As of right now, Medicare requires all chiropractors with more than 10 employees to submit every Medicare billing claim electronically. Not many of us have more than 10 employees, so this information hasn't quite sunk in yet. Nevertheless, it's true. Digital has already become the standard for one of the largest government pay programs. And the most interesting part of it is that you can't opt out. If you have 10-plus employees and are seeing patients age 65 or older, then you're submitting digitally, and you don't have an option.

Mandatory EHR is not decades away; it's already starting. As of right now, 25 percent to 30 percent of us are already successfully participating in electronic billing. The question that immediately arises is: What's stopping the other 70 percent? Legislators and third-party payers know that all it will take for health care providers to go electronic is to start penalizing those who don't, by limiting their reimbursement to the method they choose to submit claims and documentation.

It's my personal opinion, and one shared by others in the profession, including college presidents and other profession leaders I've conversed with, that we're only five to 10 years away from a health care system that will expect a digital note submitted with every claim. While each note won't necessarily be reviewed on the spot, a daily SOAP note on file within a database will become a condition of payment. This is just a new format for an old idea. Those of us who take personal-injury and workers' comp cases know we have to submit our records just to get paid.

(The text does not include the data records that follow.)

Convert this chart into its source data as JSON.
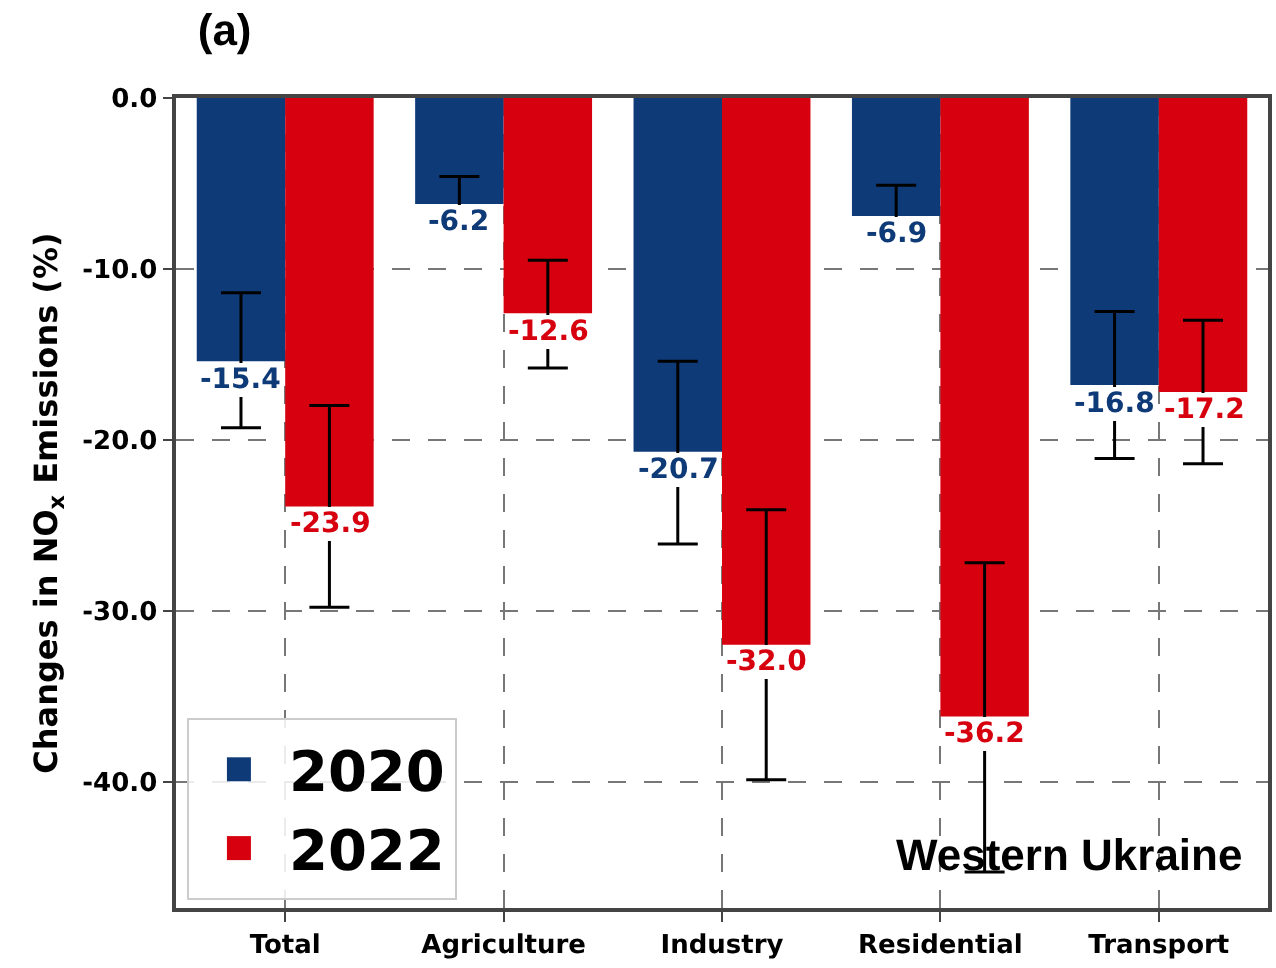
{
  "chart_data": {
    "type": "bar",
    "title": "(a)",
    "ylabel": "Changes in NO$_{x}$ Emissions (%)",
    "categories": [
      "Total",
      "Agriculture",
      "Industry",
      "Residential",
      "Transport"
    ],
    "series": [
      {
        "name": "2020",
        "color": "#0f3a78",
        "values": [
          -15.4,
          -6.2,
          -20.7,
          -6.9,
          -16.8
        ],
        "value_labels": [
          "-15.4",
          "-6.2",
          "-20.7",
          "-6.9",
          "-16.8"
        ],
        "errors": [
          [
            -19.3,
            -11.4
          ],
          [
            -7.9,
            -4.6
          ],
          [
            -26.1,
            -15.4
          ],
          [
            -8.6,
            -5.1
          ],
          [
            -21.1,
            -12.5
          ]
        ]
      },
      {
        "name": "2022",
        "color": "#d7000f",
        "values": [
          -23.9,
          -12.6,
          -32.0,
          -36.2,
          -17.2
        ],
        "value_labels": [
          "-23.9",
          "-12.6",
          "-32.0",
          "-36.2",
          "-17.2"
        ],
        "errors": [
          [
            -29.8,
            -18.0
          ],
          [
            -15.8,
            -9.5
          ],
          [
            -39.9,
            -24.1
          ],
          [
            -45.3,
            -27.2
          ],
          [
            -21.4,
            -13.0
          ]
        ]
      }
    ],
    "ylim": [
      -47.4,
      0
    ],
    "yticks": [
      {
        "value": 0,
        "label": "0.0"
      },
      {
        "value": -10,
        "label": "-10.0"
      },
      {
        "value": -20,
        "label": "-20.0"
      },
      {
        "value": -30,
        "label": "-30.0"
      },
      {
        "value": -40,
        "label": "-40.0"
      }
    ],
    "grid": true,
    "legend": "bottom left",
    "annotations": [
      "Western Ukraine"
    ]
  }
}
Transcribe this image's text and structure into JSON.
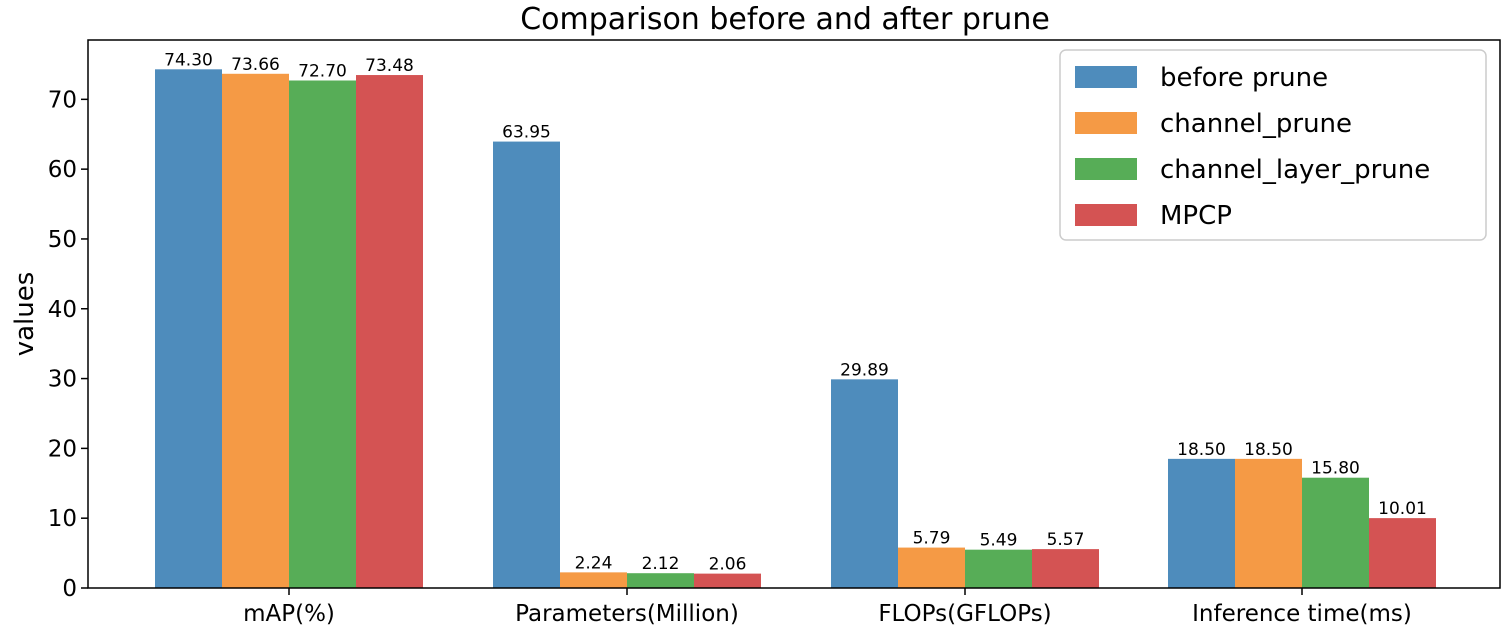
{
  "chart_data": {
    "type": "bar",
    "title": "Comparison before and after prune",
    "ylabel": "values",
    "xlabel": "",
    "categories": [
      "mAP(%)",
      "Parameters(Million)",
      "FLOPs(GFLOPs)",
      "Inference time(ms)"
    ],
    "ylim": [
      0,
      78.5
    ],
    "yticks": [
      0,
      10,
      20,
      30,
      40,
      50,
      60,
      70
    ],
    "grid": false,
    "legend_position": "top-right",
    "series": [
      {
        "name": "before prune",
        "color": "#4e8cbc",
        "values": [
          74.3,
          63.95,
          29.89,
          18.5
        ],
        "labels": [
          "74.30",
          "63.95",
          "29.89",
          "18.50"
        ]
      },
      {
        "name": "channel_prune",
        "color": "#f59a45",
        "values": [
          73.66,
          2.24,
          5.79,
          18.5
        ],
        "labels": [
          "73.66",
          "2.24",
          "5.79",
          "18.50"
        ]
      },
      {
        "name": "channel_layer_prune",
        "color": "#57ad57",
        "values": [
          72.7,
          2.12,
          5.49,
          15.8
        ],
        "labels": [
          "72.70",
          "2.12",
          "5.49",
          "15.80"
        ]
      },
      {
        "name": "MPCP",
        "color": "#d45353",
        "values": [
          73.48,
          2.06,
          5.57,
          10.01
        ],
        "labels": [
          "73.48",
          "2.06",
          "5.57",
          "10.01"
        ]
      }
    ]
  }
}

Preparing for the Tipping Point

It isn't yet known when and how EHR will tip and become the predominant form of documentation and billing. But I'm convinced the tipping point is just around the corner. I offer these three shattered myths as support for the coming change in our offices, to show how HIPAA and Medicare are leading the way. The question is not if, but when. Where will we be when it comes time to make that change? I'd like to believe we could lead the way in this shift in health care. We could lead a health care revolution by elevating our documentation standards and the way we record the practice of chiropractic, rather than regretfully changing when everyone else has determined the rules of the game.

HIPAA is ultimately about digitizing health records, and that means digitizing our clinics. So we can continue to write by hand and scan every paper in our office into a computer file in order to get paid, or we can meet new challenges head-on and adopt a paperless-clinic model. I'd rather it not be the act of some legislator to get us to follow where everyone else has already gone. My hopeful prediction is that a majority of our profession will embrace the digital practice revolution and begin to enjoy the clinic of the future. Maybe we could even contribute to the precipitation of this tipping point.

Reference

  1. U.S. Center for Medicare and Medicaid Services. "Regulations and Guidance, HIPAA General Information." U.S. Department of Health Services. Available at: www.cms.hhs.gov/hippageninfo.